At this point, you'll hear many cases of "AI firing" happening.
(AI firing? That's when you just commit & push whatever the AI codes and tell someone else to test it - a very bad habit.)
I've seen people around me who "AI fire" their code, and it's truly terrible. Someone even pushed code that didn't even run and asked "why isn't this working?" (They hadn't run it locally even once.)
And I always do code review. Even if I can't review line by line, I at least look at what role each class plays and understand it.
The reason is that a friend recently told me this:
"Coding agents are great, but now when errors occur, I don't know where the problem started."
At that moment, it felt like getting hit on the head. Even I couldn't remember the code I had written until then.
After receiving this shock, I decided to at least review most code.
Prompt Like a Leader Providing Direction Rather Than Just Saying "Do It"
As the subtitle says, "implement this feature" or "code it this way" is fine, but you should request it as if asking a team member.
You need to provide context and direction like "the direction is this, so let's abstract it this way" or "I don't think we need to make this part Common."
In my case, I'm developing an app like RayCast, and early on I worked with Claude Code to structure the search functionality in a plugin format.
Even when new features were added later, it showed that it could find its way without losing direction.
(Of course, the relevant content is described in AGENTS.md. But it follows along well even without AGENTS.md.)

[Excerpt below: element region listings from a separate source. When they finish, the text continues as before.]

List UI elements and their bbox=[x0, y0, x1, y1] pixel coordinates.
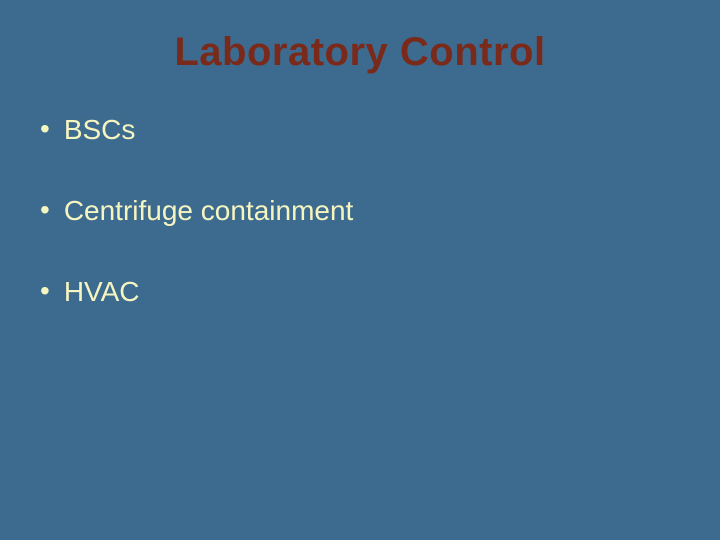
bullet-dot-icon: • bbox=[40, 196, 50, 224]
bullet-item: • BSCs bbox=[40, 115, 690, 146]
slide-container: Laboratory Control • BSCs • Centrifuge c… bbox=[0, 0, 720, 540]
bullet-item: • Centrifuge containment bbox=[40, 196, 690, 227]
bullet-text: BSCs bbox=[64, 115, 136, 146]
bullet-list: • BSCs • Centrifuge containment • HVAC bbox=[30, 115, 690, 307]
bullet-text: Centrifuge containment bbox=[64, 196, 354, 227]
bullet-item: • HVAC bbox=[40, 277, 690, 308]
bullet-dot-icon: • bbox=[40, 277, 50, 305]
bullet-text: HVAC bbox=[64, 277, 140, 308]
bullet-dot-icon: • bbox=[40, 115, 50, 143]
slide-title: Laboratory Control bbox=[30, 30, 690, 75]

$100/month (144,000 KRW) Is Too Burdensome
I too found it very burdensome to spend $100 every month at first.
But something a friend said resonated so much that I've continued paying and enjoying making fun personal products.
"$100 is cheap. To hire one employee, you start at minimum $2,000." "An employee who's on standby 24/7 and does what I tell them to do for $100? Cheap, cheap."
They're right. Even as I write this, my agent is diligently developing.
While producing the products I want. After hearing this, it actually started feeling cheap (is this gaslighting?).
If the cost feels burdensome to you reading this, think of it as hiring an employee and run it every day to get your money's worth.
Conclusion
There's a saying "turn crisis into opportunity." This key employee's resignation was a major crisis for me, but after discovering coding agents, it seems to have turned into an opportunity.
Recently, I've been stressed about running out of ideas. I had been recording products I wanted to make in Notion, and over the past month with Claude Code, I've made everything I wanted. I'm having the happy dilemma of "what should I do next?"
Of course, I'm also worried.
In my estimation, simple coders will be replaced within the next 5 years. I think roles like Code Validator and Code Responsibility might emerge rather than developers.
The wave of change has now begun. Coding agents that started early this year are now, at year's end, raising questions about whether they might replace developers,
and new AIs are pouring out every month and every week. Now we have no choice but to follow this trend.
Haven't tried a coding agent yet? It's not too late. I recommend starting now.